I understand well that this is not a direct answer to the question. But I did not know so well what was meant by ‘ children ‘, about which age category exactly.But I think you feel as a parent, when your child has questions about it. Or just avoid the subject altogether.

I talk open and honest about all the subjects with my children.If they want to know something they will indicate it and if they do not wish to know it, they also clearly indicate that.

The problem with death is that only few adults have gone beyond the narrowness of their ego to learn to watch and live with fear of death.

While reality is a suit less terrifying. Who was present before your ego formed?Who is the observer of your thoughts?

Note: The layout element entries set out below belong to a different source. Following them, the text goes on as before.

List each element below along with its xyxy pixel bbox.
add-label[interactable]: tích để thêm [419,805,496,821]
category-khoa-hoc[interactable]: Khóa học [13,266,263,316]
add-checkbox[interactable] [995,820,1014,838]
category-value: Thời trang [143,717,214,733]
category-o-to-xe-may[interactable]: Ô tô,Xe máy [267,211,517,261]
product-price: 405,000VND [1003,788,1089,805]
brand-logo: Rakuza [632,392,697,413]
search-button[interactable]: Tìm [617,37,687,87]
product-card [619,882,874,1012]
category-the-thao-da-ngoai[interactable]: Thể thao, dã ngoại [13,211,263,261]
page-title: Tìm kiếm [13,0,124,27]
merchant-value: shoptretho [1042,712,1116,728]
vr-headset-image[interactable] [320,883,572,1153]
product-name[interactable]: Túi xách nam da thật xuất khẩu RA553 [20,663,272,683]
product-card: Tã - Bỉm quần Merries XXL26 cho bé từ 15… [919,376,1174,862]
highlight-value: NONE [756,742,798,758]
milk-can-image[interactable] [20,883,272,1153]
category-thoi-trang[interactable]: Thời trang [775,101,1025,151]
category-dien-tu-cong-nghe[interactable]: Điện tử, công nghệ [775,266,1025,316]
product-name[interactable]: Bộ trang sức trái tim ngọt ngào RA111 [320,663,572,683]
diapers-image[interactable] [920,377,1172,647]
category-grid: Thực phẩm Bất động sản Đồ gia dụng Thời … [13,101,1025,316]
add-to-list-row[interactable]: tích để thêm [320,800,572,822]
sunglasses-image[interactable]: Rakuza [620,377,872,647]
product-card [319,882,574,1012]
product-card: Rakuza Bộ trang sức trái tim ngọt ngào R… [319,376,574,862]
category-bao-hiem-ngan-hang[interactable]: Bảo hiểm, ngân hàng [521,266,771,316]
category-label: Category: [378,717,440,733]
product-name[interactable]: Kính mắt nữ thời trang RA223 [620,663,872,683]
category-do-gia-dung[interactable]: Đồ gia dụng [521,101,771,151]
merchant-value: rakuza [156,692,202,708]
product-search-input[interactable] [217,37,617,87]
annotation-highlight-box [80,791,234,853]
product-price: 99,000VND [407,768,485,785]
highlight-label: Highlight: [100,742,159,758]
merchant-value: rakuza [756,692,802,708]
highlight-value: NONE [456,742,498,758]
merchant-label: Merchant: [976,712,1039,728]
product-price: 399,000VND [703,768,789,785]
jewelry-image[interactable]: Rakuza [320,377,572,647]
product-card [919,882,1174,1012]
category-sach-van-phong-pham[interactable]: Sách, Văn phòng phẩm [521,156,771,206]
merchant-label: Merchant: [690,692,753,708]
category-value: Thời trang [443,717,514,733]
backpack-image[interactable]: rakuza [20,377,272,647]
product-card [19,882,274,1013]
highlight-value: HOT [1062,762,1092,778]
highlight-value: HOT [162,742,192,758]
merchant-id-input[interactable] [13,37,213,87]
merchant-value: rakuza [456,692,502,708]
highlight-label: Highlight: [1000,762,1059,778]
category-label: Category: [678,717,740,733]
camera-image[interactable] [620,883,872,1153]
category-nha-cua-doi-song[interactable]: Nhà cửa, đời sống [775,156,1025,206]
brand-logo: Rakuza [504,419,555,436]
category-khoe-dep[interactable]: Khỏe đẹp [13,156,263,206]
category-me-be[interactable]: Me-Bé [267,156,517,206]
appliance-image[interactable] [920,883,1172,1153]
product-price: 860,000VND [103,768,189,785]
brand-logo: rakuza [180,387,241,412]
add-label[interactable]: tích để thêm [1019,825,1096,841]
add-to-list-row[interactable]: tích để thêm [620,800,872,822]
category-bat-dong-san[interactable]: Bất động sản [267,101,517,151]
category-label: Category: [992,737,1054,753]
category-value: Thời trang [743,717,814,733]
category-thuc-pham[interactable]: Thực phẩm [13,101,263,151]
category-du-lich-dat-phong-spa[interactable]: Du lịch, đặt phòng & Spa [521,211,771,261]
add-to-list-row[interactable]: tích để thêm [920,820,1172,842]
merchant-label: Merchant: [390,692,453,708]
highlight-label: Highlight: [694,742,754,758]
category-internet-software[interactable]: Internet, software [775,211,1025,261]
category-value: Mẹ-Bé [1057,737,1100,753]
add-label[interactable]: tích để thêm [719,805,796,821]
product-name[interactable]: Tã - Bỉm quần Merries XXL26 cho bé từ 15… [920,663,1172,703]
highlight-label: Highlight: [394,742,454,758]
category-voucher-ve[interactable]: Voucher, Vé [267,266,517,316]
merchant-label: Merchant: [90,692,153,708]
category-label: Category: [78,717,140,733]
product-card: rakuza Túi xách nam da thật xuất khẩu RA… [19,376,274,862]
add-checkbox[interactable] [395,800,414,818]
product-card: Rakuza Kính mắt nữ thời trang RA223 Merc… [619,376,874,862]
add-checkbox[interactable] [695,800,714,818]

The best thing I can say is that our soul is the observer and that we are all living in this collective dream to create a new perspective on who we are.Of course there are also karmic parts that we come to finish, as each choice has a consequence.

When we die, that is as we wake from a dream in this life.It all seemed lifelike and yet we know that we are now awake no longer coincide with what we dreamed.

As our body dies we go back home, where as Multidemsionale beings we live a life in a world where everything is more in harmony with the intent of primary consciousness.We also come back to our loved ones and accompany them.

There’s nothing bad that happened, it’s just the illusion that ends.